Alla luce della crisi da coronavirus, Trevi inoltre ha anticipato che aggiornerà al ribasso le previsioni di risultati di Gruppo per quest’anno, avendo ipotizzato che l’emergenza si protrarrà fino al 31 maggio 2020 nelle aree in cui opera. Per il periodo successivo, sia aspetta una ripresa graduale e punta a non perdere possibili vendite in paesi non toccati dall’emergenza o che danno già segnali di ripresa. Anche l’impatto negativo sui risultati del Gruppo atteso per l’esercizio 2020, derivante dalla pandemia, rientra comunque nei range previsti dalle analisi di sensitività che sono state svolte sul piano industriale.
Nel 2020-2021 i governi dell’Italia e di altri paesi europei ed extraeuropei dovrebbero puntare su piani di investimento straordinari soprattutto in infrastrutture, per cui Trevi dovrebbe recuperare volumi e margini reddituali non conseguibili nel 2019 e 2020, perseguendo gli obiettivi previsti dal piano industriale, seppure non su base annuale. Se invece l’emergenza innescata dal coronavirus si prolungherà oltre il 31 maggio 2020, le previsioni di Trevi potranno diventare inattendibili e l’azienda dovrà verificare ulteriormente le previsioni di raggiungimento degli obiettivi previsti dal piano industriale.
Il Gruppo Trevi è leader a livello mondiale nell’ingegneria del sottosuolo (fondazioni speciali, scavo di gallerie e consolidamenti del terreno e realizzazione e commercializzazione dei macchinari e delle attrezzature specialistiche del settore); è anche attivo nel settore delle perforazioni (petrolio, gas, acqua) sia come produzione di impianti che come servizi prestati e nella realizzazione di parcheggi sotterranei automatizzati. Nato a Cesena nel 1957, conta più di 30 sedi e una presenza in oltre 80 Paesi.

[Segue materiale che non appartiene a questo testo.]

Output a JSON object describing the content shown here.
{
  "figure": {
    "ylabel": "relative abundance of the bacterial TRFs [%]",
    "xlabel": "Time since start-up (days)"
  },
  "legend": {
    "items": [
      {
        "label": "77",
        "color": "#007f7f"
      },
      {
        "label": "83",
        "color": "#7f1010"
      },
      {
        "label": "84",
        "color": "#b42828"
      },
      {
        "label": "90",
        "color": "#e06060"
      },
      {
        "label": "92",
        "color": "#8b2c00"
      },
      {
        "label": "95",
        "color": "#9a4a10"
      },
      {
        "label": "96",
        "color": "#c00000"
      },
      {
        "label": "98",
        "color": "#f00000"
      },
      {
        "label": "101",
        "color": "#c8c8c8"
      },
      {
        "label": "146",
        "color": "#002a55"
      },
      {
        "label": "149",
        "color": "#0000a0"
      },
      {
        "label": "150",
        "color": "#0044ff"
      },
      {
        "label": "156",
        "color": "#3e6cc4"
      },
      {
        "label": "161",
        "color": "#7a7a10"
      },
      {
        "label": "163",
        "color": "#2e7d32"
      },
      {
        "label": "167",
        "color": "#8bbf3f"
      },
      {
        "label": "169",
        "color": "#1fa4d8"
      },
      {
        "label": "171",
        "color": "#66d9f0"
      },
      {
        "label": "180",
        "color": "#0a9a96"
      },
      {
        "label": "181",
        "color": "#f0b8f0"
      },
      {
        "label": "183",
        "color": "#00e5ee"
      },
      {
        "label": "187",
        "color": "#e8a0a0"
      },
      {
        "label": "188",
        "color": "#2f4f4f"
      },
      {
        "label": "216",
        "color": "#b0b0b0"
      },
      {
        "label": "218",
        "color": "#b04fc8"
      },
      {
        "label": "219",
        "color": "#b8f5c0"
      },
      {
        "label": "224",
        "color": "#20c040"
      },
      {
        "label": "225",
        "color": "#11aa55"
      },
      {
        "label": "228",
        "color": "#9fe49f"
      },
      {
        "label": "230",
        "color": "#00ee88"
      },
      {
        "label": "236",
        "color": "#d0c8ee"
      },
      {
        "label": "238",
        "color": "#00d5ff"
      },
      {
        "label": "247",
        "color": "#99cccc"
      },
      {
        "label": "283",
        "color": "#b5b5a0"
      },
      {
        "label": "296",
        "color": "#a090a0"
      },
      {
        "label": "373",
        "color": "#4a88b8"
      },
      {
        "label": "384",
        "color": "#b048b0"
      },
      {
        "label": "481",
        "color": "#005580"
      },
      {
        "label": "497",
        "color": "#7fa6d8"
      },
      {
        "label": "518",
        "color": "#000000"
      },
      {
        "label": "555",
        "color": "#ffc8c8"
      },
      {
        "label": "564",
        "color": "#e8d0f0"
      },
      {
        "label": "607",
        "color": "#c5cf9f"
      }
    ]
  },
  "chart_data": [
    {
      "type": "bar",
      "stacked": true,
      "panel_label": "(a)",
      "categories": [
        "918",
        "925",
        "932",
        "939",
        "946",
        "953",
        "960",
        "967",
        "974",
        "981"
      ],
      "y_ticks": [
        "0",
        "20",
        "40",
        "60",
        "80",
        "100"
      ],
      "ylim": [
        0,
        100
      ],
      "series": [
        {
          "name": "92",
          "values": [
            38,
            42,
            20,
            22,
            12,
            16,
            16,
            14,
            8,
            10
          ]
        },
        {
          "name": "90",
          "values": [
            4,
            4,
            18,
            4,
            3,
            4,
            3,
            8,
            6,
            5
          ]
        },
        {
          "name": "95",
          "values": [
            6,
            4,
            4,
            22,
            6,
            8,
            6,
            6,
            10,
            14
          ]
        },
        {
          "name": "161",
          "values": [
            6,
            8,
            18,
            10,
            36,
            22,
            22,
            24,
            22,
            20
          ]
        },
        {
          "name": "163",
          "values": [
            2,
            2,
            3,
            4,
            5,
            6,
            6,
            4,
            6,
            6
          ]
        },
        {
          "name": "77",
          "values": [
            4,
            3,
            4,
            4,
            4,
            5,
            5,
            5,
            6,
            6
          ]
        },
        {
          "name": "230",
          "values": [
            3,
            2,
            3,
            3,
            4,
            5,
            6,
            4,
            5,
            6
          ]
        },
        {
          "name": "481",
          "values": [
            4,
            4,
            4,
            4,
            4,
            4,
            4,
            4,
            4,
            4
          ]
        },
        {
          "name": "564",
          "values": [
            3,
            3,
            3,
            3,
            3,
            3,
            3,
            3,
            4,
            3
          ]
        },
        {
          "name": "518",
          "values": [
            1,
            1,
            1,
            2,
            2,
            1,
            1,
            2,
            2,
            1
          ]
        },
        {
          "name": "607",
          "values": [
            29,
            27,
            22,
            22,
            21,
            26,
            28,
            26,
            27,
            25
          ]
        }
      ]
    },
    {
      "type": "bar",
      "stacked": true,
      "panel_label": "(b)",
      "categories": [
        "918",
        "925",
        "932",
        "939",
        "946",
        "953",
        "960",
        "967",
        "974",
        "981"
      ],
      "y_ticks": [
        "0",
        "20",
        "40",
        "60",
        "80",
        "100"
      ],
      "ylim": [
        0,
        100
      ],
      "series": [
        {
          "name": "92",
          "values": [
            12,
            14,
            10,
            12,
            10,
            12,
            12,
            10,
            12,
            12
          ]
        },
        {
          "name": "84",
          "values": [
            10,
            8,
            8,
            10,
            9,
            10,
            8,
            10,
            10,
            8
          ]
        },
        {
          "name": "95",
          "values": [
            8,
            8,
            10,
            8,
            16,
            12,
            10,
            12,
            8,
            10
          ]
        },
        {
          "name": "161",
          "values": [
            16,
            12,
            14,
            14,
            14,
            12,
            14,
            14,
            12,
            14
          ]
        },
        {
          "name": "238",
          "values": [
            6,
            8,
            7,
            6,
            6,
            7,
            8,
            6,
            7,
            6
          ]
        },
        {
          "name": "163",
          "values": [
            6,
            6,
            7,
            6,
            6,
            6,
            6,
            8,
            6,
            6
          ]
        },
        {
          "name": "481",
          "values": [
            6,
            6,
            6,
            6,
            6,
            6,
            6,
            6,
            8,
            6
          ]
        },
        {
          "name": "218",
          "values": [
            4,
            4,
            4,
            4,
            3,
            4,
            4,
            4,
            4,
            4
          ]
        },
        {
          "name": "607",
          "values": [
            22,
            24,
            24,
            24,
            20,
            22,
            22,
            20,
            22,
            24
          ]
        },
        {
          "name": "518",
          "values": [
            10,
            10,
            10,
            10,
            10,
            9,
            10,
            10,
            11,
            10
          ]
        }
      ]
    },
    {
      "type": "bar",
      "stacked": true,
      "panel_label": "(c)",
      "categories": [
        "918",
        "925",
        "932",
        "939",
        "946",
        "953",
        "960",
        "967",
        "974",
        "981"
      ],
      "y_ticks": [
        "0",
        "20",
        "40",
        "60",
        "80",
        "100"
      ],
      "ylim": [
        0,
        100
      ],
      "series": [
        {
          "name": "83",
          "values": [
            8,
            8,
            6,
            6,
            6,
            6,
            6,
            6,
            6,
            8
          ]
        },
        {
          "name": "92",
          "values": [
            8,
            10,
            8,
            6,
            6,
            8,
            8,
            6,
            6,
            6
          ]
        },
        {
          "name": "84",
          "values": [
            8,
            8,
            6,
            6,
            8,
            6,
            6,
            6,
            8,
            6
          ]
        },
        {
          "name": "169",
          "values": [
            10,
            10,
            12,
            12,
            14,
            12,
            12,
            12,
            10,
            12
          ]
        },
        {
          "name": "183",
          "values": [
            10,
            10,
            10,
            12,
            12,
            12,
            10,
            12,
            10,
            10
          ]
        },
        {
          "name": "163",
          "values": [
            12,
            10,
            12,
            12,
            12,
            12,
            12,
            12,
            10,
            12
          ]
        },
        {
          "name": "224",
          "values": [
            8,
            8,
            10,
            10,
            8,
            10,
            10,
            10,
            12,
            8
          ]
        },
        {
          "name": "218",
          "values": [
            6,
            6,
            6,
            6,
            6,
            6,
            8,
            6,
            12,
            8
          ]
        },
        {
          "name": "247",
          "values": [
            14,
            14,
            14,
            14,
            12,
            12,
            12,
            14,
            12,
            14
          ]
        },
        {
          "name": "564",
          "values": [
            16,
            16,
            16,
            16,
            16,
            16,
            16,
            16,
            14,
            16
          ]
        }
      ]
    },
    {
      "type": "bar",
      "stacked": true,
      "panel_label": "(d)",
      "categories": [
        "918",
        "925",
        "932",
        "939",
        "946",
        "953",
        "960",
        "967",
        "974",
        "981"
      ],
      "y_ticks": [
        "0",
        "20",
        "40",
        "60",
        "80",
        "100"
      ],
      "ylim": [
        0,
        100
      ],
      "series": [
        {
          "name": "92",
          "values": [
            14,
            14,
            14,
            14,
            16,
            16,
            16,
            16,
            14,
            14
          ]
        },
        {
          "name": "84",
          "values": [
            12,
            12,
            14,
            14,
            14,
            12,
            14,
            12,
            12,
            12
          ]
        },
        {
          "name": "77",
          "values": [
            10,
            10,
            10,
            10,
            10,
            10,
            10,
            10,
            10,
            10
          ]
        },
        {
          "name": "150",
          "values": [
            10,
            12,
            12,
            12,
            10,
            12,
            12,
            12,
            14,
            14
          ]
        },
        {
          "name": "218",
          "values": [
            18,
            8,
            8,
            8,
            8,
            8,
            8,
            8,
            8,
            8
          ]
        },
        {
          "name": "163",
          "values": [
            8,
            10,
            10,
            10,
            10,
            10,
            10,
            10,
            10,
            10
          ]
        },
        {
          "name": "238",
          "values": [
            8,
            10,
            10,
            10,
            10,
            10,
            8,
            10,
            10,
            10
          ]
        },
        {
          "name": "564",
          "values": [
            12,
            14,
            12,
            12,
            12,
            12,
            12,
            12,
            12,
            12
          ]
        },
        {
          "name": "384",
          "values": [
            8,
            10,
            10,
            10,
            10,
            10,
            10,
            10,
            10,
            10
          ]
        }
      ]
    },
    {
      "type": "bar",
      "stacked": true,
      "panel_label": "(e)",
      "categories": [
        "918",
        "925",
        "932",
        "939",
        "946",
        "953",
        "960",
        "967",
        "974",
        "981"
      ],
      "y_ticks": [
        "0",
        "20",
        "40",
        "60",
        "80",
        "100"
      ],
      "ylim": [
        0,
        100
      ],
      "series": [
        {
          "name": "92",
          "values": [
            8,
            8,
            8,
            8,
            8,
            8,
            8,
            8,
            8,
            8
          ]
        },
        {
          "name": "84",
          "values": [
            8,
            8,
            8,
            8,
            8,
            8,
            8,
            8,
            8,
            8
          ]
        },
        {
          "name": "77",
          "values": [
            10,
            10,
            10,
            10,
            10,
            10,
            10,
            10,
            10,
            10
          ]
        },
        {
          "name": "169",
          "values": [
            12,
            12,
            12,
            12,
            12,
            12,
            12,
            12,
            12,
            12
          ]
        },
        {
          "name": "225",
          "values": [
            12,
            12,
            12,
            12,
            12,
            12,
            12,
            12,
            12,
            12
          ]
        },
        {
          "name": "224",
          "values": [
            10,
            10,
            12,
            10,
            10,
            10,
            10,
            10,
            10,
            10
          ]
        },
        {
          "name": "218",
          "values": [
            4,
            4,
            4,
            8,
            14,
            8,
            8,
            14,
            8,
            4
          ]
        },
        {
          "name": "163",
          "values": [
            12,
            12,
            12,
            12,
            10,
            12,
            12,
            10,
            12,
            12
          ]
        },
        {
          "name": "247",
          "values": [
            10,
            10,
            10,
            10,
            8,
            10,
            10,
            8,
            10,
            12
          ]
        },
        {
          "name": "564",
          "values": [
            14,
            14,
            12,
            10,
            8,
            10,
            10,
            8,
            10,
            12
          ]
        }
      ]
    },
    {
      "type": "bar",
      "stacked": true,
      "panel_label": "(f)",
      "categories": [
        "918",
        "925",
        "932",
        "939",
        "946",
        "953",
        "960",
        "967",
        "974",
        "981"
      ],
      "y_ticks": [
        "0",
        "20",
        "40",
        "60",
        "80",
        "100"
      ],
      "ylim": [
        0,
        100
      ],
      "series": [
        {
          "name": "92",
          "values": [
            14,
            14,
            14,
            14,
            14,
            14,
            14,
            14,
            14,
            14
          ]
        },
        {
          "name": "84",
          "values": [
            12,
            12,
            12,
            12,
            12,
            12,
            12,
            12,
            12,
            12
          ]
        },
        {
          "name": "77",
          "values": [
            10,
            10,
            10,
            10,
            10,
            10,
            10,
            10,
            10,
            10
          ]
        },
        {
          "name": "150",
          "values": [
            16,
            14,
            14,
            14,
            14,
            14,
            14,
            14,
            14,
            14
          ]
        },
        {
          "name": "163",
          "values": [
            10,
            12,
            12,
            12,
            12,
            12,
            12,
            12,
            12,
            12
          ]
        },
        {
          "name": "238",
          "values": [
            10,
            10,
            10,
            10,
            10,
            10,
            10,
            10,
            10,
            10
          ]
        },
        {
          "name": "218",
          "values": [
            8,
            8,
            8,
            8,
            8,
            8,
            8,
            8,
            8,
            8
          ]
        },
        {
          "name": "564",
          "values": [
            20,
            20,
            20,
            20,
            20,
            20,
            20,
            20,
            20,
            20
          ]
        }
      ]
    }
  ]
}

Conta 4 divisioni: la Divisione Trevi, che opera nei servizi specializzati dell’ingegneria del sottosuolo, la Divisione Petreven attiva nei servizi di perforazione petrolifera, la Divisione Soilmec, che produce e sviluppa i macchinari e gli impianti per l’ingegneria del sottosuolo e la divisione Drillmec che produce e sviluppa gli impianti per le perforazioni (petrolio, gas, acqua).